K.Harrison and A.Soroko
Cosener’s House, Abingdon, UK
22 May 2002
Framework-Grid interfaces: technical survey
– Need for Framework-Grid interfaces
– Outline of required functionality
– Tools for software installation and configuration
– Production tools
– Grid interfaces currently under development
– Conclusions
Aim to give general background, and brief overview
of software products relevant to a Framework-Grid
interface for ATLAS and LHCb
Many items covered in more detail in later presentations
Need for Framework-Grid interfaces
– Resources for Grid activities are becoming available
in increasing numbers
Want to take advantage of these resources as early as
possible
– Take Cambridge as an example:
For Grid activities, have now:
32 X 400 MHz Pentium II processors
20 X 1.13 GHz Pentium III processors
About 0.5 Tbyte of disk space
Globus 2.0 installed
In near future:
will add 2 Tbyte file server
will install EDG middleware
will connect to UK eScience Grid and EU Testbed
– Physics at Cambridge using Grid resources:
ATLAS: already submitting ATLFAST simulation jobs;
plan to participate in data challenges
LHCb: participating in data challenges (initially non-Grid;
later with Grid)
NA48: preparing to simulate 10^8 events for evaluation
of backgrounds in rare kaon decays (300 days of CPU
time)
To fully exploit possibilities for physics studies, need a
tool that simplifies Grid access and job configuration:
Framework-Grid interface
– First ideas for a Grid interface with built-in knowledge
of the Gaudi/Athena framework used by ATLAS and LHCb
developed in summer 2001, in particular by P.Mato and C.Tull
Gaudi/Athena and Grid Alliance (GANGA)
– GANGA might eventually be:
a completely new Grid interface
an adaptation/evolution of an existing Grid interface
– In all cases, expect GANGA to be modular and to make use
of tools/service developed by others
This workshop should help us understand how to proceed
Outline of required functionality
– A Framework-Grid interface for ATLAS and LHCb will need to
provide access to services that can be logically divided
into two categories
– Grid services are developed in the context of many groups
and work packages:
Security services
Job submission
Job decomposition
Resource allocation and management
Data replication and cataloguing
Application-independent monitoring
Would hope to use these as they are (assume no further
development needed)
– Framework-related services (specific to ATLAS and LHCb)
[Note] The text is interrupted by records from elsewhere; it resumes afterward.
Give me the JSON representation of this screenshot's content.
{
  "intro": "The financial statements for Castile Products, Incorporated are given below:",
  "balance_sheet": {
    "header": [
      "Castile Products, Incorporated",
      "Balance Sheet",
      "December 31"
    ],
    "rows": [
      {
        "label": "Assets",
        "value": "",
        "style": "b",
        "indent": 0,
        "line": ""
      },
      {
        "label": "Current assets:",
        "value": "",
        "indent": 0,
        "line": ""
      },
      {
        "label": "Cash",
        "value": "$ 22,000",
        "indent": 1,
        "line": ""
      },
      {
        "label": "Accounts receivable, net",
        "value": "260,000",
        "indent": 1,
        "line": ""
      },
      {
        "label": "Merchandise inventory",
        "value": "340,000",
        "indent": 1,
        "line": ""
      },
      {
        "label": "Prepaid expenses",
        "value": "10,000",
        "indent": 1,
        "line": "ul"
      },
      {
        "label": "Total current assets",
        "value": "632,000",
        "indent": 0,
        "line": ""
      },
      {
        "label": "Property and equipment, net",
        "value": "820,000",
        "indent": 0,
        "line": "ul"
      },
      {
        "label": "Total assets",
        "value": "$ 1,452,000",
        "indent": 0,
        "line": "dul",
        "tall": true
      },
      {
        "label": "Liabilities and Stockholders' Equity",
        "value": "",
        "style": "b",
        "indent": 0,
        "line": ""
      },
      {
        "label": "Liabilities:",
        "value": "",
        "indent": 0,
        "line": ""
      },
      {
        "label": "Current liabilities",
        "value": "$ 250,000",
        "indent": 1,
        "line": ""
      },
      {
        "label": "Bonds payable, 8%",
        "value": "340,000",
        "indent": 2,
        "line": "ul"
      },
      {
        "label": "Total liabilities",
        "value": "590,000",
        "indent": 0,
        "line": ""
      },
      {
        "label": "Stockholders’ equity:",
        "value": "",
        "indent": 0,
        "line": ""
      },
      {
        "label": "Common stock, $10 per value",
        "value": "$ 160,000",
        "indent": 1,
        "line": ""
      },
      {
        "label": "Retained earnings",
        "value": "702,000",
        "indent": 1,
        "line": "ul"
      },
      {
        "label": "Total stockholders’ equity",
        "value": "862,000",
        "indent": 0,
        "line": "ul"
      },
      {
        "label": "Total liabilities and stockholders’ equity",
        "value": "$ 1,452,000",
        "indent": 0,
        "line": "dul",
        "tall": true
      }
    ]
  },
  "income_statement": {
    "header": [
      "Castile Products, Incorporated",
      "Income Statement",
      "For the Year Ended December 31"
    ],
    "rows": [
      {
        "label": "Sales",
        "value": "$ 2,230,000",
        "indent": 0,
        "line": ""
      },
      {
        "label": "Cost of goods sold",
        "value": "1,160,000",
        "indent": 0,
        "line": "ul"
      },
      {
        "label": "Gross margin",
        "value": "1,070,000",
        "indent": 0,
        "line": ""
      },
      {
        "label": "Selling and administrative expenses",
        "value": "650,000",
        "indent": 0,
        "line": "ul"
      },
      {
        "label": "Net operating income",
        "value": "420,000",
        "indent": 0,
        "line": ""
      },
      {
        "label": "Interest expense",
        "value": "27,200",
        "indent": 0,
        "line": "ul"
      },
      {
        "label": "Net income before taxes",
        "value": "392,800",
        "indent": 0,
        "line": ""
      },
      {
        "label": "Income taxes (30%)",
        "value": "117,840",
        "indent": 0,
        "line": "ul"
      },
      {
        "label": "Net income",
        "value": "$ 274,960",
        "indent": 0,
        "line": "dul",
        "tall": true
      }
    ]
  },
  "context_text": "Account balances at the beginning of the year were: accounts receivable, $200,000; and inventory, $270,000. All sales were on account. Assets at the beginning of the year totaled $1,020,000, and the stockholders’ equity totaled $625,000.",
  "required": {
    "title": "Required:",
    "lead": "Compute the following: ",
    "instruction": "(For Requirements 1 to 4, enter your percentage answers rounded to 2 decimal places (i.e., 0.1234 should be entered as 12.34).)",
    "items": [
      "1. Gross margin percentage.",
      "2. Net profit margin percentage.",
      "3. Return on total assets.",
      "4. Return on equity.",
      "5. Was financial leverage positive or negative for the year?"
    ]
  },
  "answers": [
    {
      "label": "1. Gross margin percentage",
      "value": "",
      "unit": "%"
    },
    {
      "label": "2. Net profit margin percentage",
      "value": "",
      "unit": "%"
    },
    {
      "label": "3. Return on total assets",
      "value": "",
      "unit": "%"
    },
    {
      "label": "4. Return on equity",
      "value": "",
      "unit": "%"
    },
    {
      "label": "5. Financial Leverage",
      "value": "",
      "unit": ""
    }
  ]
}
will need to be developed in parallel with the interface
implementation:
Job configuration
(algorithms to run, properties, input/output requests)
Management of software environment
(executables, libraries,databases, etc)
Automatic creation of job-description files
Error recovery
Application-specific monitoring
Bookkeeping
Tools for software installation and configuration
– In general, Grid resources will not be dedicated to a
single experiment: might run jobs for ATLAS one day,
CDF the next and LHCb the day after
Framework-Grid interface will need access to a tool that
allows setting up of the user’s software environment
– Tools of interest include:
LCFG: developed in context of EU WP4, based on
rpm files
DAR: developed at FNAL, based on tarballs
pacman: developed at Boston University, fetches,
installs and manages packages based on rpm files
or tarballs, makes use of software cache
See presentation by S.Youssef
Production tools
– Production tools already in use can provide ideas for
implementing some of the services to be offered by a
Framework-Grid interface
– As an example, consider Simulation for LHCb and its
Integrated Control Environment (SLICE)
see presentation of G.Kuznetsov
– Working in a non-Grid environment:
Production requests to distributed facilities are submitted
via a web page
Java servelets create job scripts and options files
Production is monitored using control system based on PVSS
Update of bookkeeping database, transfer of output data to
mass storage and quality checks performed automatically
– Grid-based system at experimental stage
LHCb production strategy using SLICE
physicist
request for production: nr of
events, channel, datatype
(implies a workflow),
configuration, deadline for
completion
physics coordinator: ratifies
production request which gets
added as outstanding request to
the database
Job creation/submission (via Web): identify
outstanding requests, select workflow(s), give nr
of events, create scripts
bookkeeping
database
production manager:
-Create required nr of jobs (500 evts each)
-Determine configuration
-Determine/create runtime environment
-Run executable
-Check data
-Copy data/logs
-Flag production as completed, prepare
updating of bookkeeping db
Monitoring (via PVSS): submit jobs to distributed
sites, see what jobs are running, how many,
channel, datatype, site, current event nr,
configuration used by job, submit time, kill jobs
Servelet
Purpose
Maprunmc
sicbmc for rawh
production
Brunelrun
Brunel for DST
production
Bbinclrun
Sicbmc + sicbdst
for physics
production
Mcbrunel
Sicbmc v249 +
Brunel v9r1 for data
challenge tests,
dbase v243r1p1,
v243r3
(From E.vanHerwijnen)
Submit jobs
remotely
view
Update bookkeeping
database
Execute
on farm
Transfer data to
Mass store
Monitor
performance
of farm via
Web
Data Quality
Check
(From E.vanHerwijnen)
Grid interfaces currently under development
– Middleware (Globus, EDG, PPDG, other) provides an
interface to grid services via command-line instructions
given in a particular sequence
– More user-friendly interfaces are being developed by
several groups:
Alice Environment (Alien)
see also presentations of P.Buncic and L.Goosens
EDG GUI
see also presentation of D.Colling
Grid Enabled Web Environment for Site-Independent
User Job Submission (GENIUS)
Grid Access Portal for Physics Applications (Grappa)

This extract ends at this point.